Unabhängig davon, wer am Schluss das Rennen macht, lässt sich aber sagen: Die Haltung gegenüber der Schweiz wird sich nicht grundlegend verändern. Hinter dem Kommissionspräsidenten und seinem Kabinett steht eine feste Struktur von EU-Beamten, Vertretern der Mitgliedstaaten und technischen Experten. Der Kommissionspräsident ist für die Schweiz nur die sichtbare Spitze dieses Apparats. Es bleibt dasselbe Lied, auch wenn sich vielleicht der Ton etwas ändert. Wo möglich hat Kommissionspräsident Juncker seinen Manövrierspielraum aber ausgenutzt. Seine Beamten meinen, ihr Chef habe dies «aus Liebe zur Schweiz» getan. Für die nächsten 30 Jahre werde es keinen Kommissionspräsidenten mehr geben, der der Eidgenossenschaft so zugeneigt war, heisst es. Die 4-Tage-Voranmeldefrist zum Beispiel, die der Schweiz bei den Flankierenden Massnahmen zugestanden wurde, geht einigen Mitgliedstaaten schon zu weit. Und die Einführung eines Schiedsgerichts haben EU-Juristen als heikel befunden und Juncker davon abgeraten.

Fest steht: Die neue EU-Kommission ist an das Verhandlungsergebnis nicht gebunden. Prinzipiell kann der neue Chef alle Dossiers, die ihm sein Vorgänger übergeben hat, politisch neu bewerten. Das wäre zwar auch zu Gunsten der Schweiz möglich. Aber weil viele Mitgliedstaaten das Gefühl haben, man sei dem Bundesrat genug entgegengekommen, ist eine Aufweichung der Fronten unwahrscheinlich.

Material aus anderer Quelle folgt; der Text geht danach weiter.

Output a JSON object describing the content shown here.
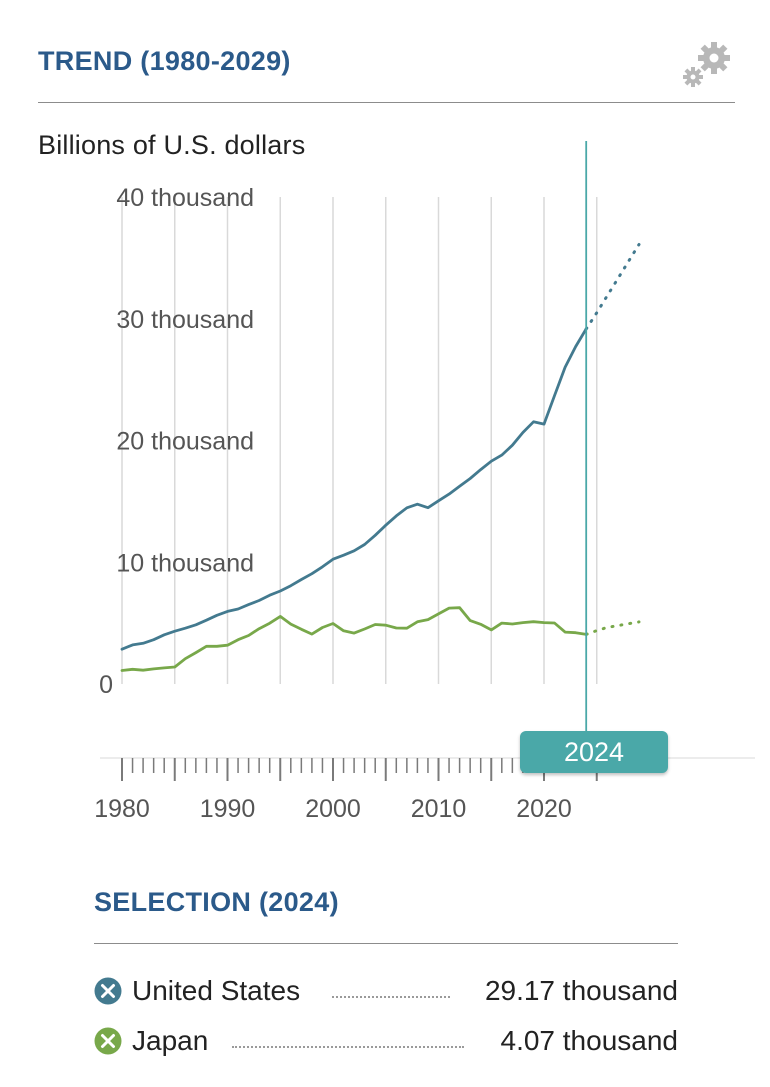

Der Brexit hilft der Schweiz nicht

Ausserdem spielen sich die bilateralen Beziehungen nicht im luftleeren Raum ab: Wenn der neue britische Premierminister den Brexit-Deal neuverhandeln will, dann sorgt das in Brüssel für Härte gegenüber der Schweiz. Problematisch wird es, wenn Amtsanwärter wie Boris Johnson explizit auf das «Vorbild Schweiz» verweisen. «Das hilft euch nicht, das schadet euch», warnt ein hoher EU-Beamter. Plus: Dass ausgerechnet die Schweiz mit den Briten als erstes Drittland ein Freihandelsabkommen abgeschlossen hat, wurde in Brüssel auch genau registriert.

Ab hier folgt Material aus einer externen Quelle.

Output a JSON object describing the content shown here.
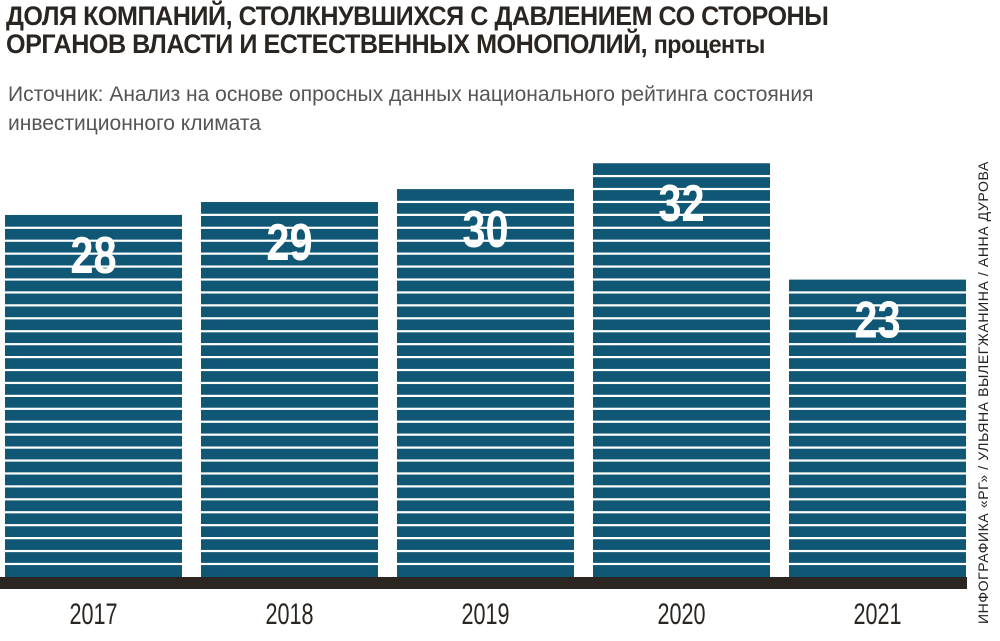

Solange Kommissionspräsident Juncker im Amt ist, wird das Rahmenabkommen wie ausgehandelt aber auf dem Tisch liegen. Zu Konkretisierungen und zusätzlichen Erklärungen ist die aktuelle Kommission ebenfalls bereit. Das hat sie beim Brexit-Deal und auch beim Ceta-Freihandelsabkommen mit Kanada gemacht. Was in eine solche «Gebrauchsanweisung» reingeschrieben werden soll, muss der Bundesrat sagen. Für die EU-Kommission zumindest gilt das Prinzip: Es kann nichts festgeschrieben werden, das den Inhalt des Abkommens verändert.